Whatever kind of carbine you select, its absolutely required capability is speed in hitting a close target. The short range snap shot is the life saving shot, the one you must not miss or delay.
The carbine is the most versatile of fighting firearms. A well designed example can serve most functions of pistol and rifle. It will serve better for close defense than any pistol and reach out to much longer distances.
The M1 carbine, introduced in the WWII era, was a great little carbine in many ways, delightfully handy and light, but it had some problems. Its cartridge was no powerhouse and the long distance accuracy of many GI carbines was hit and miss. (Unless the little gun is set up just right it will throw fliers out of its groups.) The M1 Carbine taught the shooting world some important lessons. Ergonomic form and light weight count for a lot, but so does a cartridge that finishes the fight.

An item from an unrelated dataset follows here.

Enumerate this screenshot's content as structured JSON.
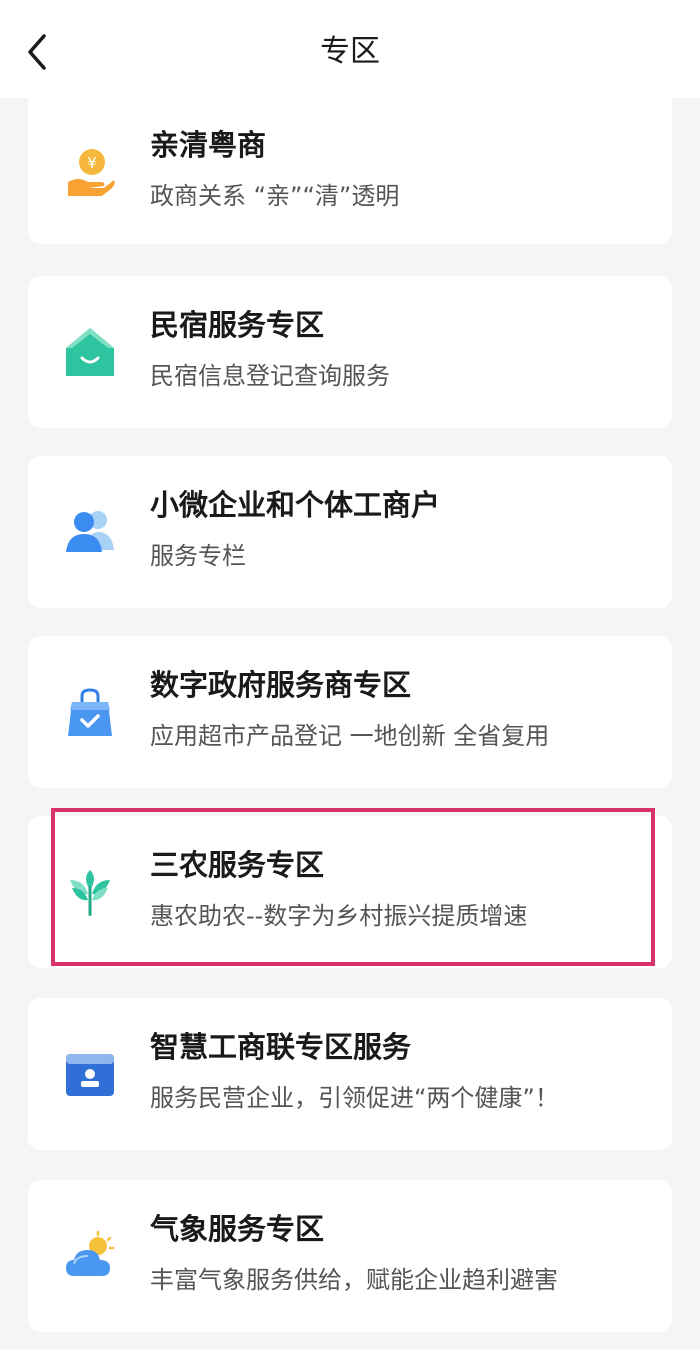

|Left to right, first row: Eisenhower, Churchill, Bradley. M1 Carbines.|
The current M4 carbine is, of course, a shortened M16, with some variations and adaptations to make the mechanism work in an abbreviated package. Its ergos are pretty good and it is of a handy length. Its accuracy is generally very good. Complaints about the M4 are mainly that it fires the 5.56, and does so at a lesser velocity than the M16. If the M16 and its cartridge are marginal at long range the M4 is more so. Neither weapon is ideal for long range encounters in wide open country, but that kind of fighting is unusual, historically speaking.
|Marine shoots M4|
The Tavor rifle counts as a carbine because it is very short, a result of its bullpup construction with the action to the rear. The person used to the balance and form of a conventional carbine will need to get used to the Tavor, but it appears to be an excellent performer, accurate and reliable.
Turning to older technology, the lever action .30-30 is fantastically successful throughout the Americas, as a general purpose weapon for outdoorsmen. It also serves some people as a defense and emergency preparedness arm. They already have a deer rifle and suppose that is sufficient; they may be right at that. The lever carbine is convenient in its operation, well balanced and comes quickly onto the target for the snap shot. It points naturally for most people, contributing to their confidence with it. I count five manufacturers currently offering versions of this historic weapon and I cannot count all the people carrying these things afield for game or for protection.
|Unknown actor with lever carbine|
Mossberg has startled traditionalists with its 464 SPX, a .30-30 tricked out with an adjustable stock resembling the M4's, a rail mount fore end and a threaded muzzle. I kind of like it. If these mods make sense on a modern rifle, they make equal sense on an older design. If it all seems a bit much, though, Mossberg will of course be happy to supply you with a traditional looking .30-30.
Whatever kind of carbine you select, its absolutely required capability is speed in hitting a close target. The short range snap shot is the life saving shot, the one you must not miss or delay. Reject any features or modifications that interfere with it. For example, a red dot sight may do you some good, but a sniper scope is the wrong idea. Hanging a bipod on the gun will slow you down when you need to be fast. Think lean and quick.
To my way of looking at things, the carbine is a short range weapon first and foremost. I think this way because short range defensive emergencies are far the most common kind, so your weapon should be highly suitable for such use. The carbine's ability to reach out to distances that a pistol or a shotgun cannot match is merely a bonus. A defense gun that may need to serve for near or far is much more likely to be needed at near distance. A properly set up carbine deals with that reality by being optimized for close work, without ruling out longer distances.